Quantifying the effects of cooling rates and alloying additions on the microporosity formation in Al alloys

Abstract

Microporosity in aluminum alloy castings is detrimental to the final mechanical properties such as fatigue life. Previous studies have shown that alloying additions in sand casting have a large impact on the percentage of porosity but no systematic studies on the effects of cooling rates and alloying additions have been reported. In this study, we investigate the porosity formation in three alloys with different cooling conditions using X-ray computed tomography (XCT). The microporosities of the three aluminum alloys at different cooling rates were visualized and statistically analyzed.

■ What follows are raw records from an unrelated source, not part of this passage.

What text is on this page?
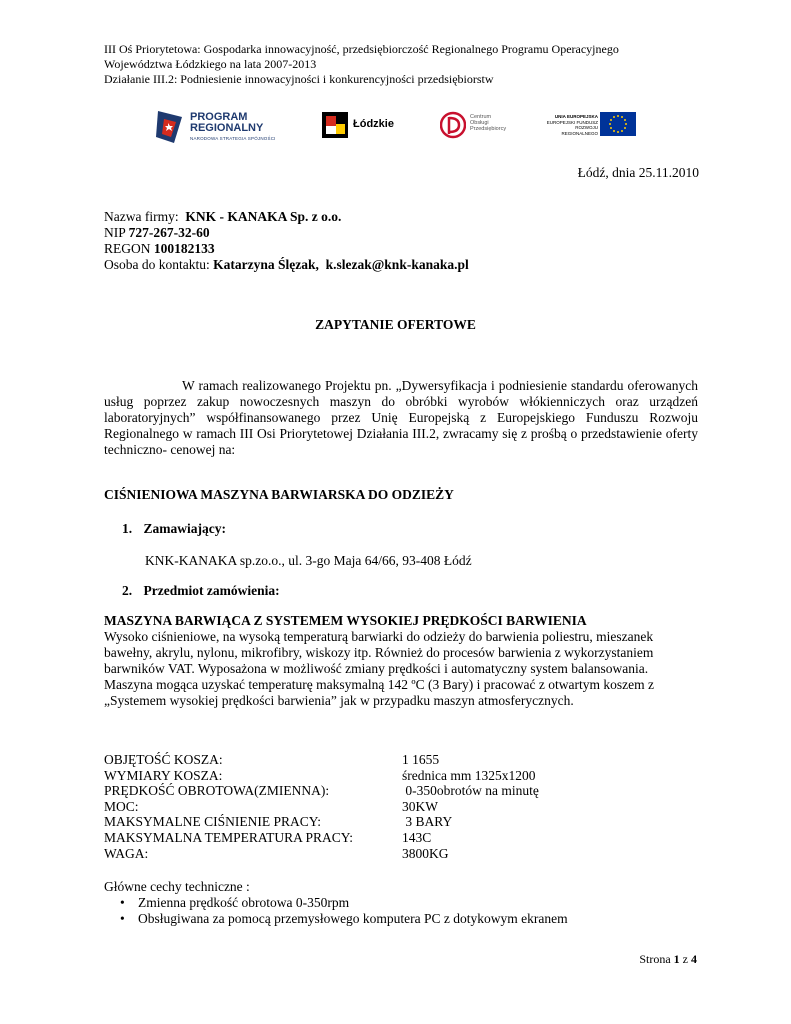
III Oś Priorytetowa: Gospodarka innowacyjność, przedsiębiorczość Regionalnego Programu Operacyjnego
Województwa Łódzkiego na lata 2007-2013
Działanie III.2: Podniesienie innowacyjności i konkurencyjności przedsiębiorstw
PROGRAM
REGIONALNY
NARODOWA STRATEGIA SPÓJNOŚCI
Łódzkie
Centrum
Obsługi
Przedsiębiorcy
UNIA EUROPEJSKA
EUROPEJSKI FUNDUSZ
ROZWOJU REGIONALNEGO
Łódź, dnia 25.11.2010
Nazwa firmy: KNK - KANAKA Sp. z o.o.
NIP 727-267-32-60
REGON 100182133
Osoba do kontaktu: Katarzyna Ślęzak,  k.slezak@knk-kanaka.pl
ZAPYTANIE OFERTOWE
W ramach realizowanego Projektu pn. „Dywersyfikacja i podniesienie standardu oferowanych usług poprzez zakup nowoczesnych maszyn do obróbki wyrobów włókienniczych oraz urządzeń laboratoryjnych” współfinansowanego przez Unię Europejską z Europejskiego Funduszu Rozwoju Regionalnego w ramach III Osi Priorytetowej Działania III.2, zwracamy się z prośbą o przedstawienie oferty techniczno- cenowej na:
CIŚNIENIOWA MASZYNA BARWIARSKA DO ODZIEŻY
1. Zamawiający:
KNK-KANAKA sp.zo.o., ul. 3-go Maja 64/66, 93-408 Łódź
2. Przedmiot zamówienia:
MASZYNA BARWIĄCA Z SYSTEMEM WYSOKIEJ PRĘDKOŚCI BARWIENIA
Wysoko ciśnieniowe, na wysoką temperaturą barwiarki do odzieży do barwienia poliestru, mieszanek
bawełny, akrylu, nylonu, mikrofibry, wiskozy itp. Również do procesów barwienia z wykorzystaniem
barwników VAT. Wyposażona w możliwość zmiany prędkości i automatyczny system balansowania.
Maszyna mogąca uzyskać temperaturę maksymalną 142 ºC (3 Bary) i pracować z otwartym koszem z
„Systemem wysokiej prędkości barwienia” jak w przypadku maszyn atmosferycznych.
OBJĘTOŚĆ KOSZA:	1 1655
WYMIARY KOSZA:	średnica mm 1325x1200
PRĘDKOŚĆ OBROTOWA(ZMIENNA):	0-350obrotów na minutę
MOC:	30KW
MAKSYMALNE CIŚNIENIE PRACY:	3 BARY
MAKSYMALNA TEMPERATURA PRACY:	143C
WAGA:	3800KG
Główne cechy techniczne :
• Zmienna prędkość obrotowa 0-350rpm
• Obsługiwana za pomocą przemysłowego komputera PC z dotykowym ekranem
Strona 1 z 4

When the cooling rate increased from 0.7 to 4.2 °C/s, the average equivalent diameter of microporosity in Al-7.3Si-1.5Cu decreased from 149.8 μm to 61.3 μm, with a size reduction of about 60 %; At a cooling rate of 0.7 °C/s, the average equivalent diameter of microporosity increased nearly three times with the increase of Si content to 7.3 wt.%. Comparing to three-dimensional (3D) cellular automata (CA) model predictions of porosity evolution in Al-Cu and Al-Si-Cu alloys, it was found that high cooling rates can increase the nucleation rate of microporosity and adding Cu and Si will give rise to the low solubility of hydrogen in the interdendritic liquid region during solidification. Therefore, robust casting components can be achieved by controlling the chemistry and applying non-equilibrium solidification conditions which change the interdendritic liquid flow and hydrogen supersaturations.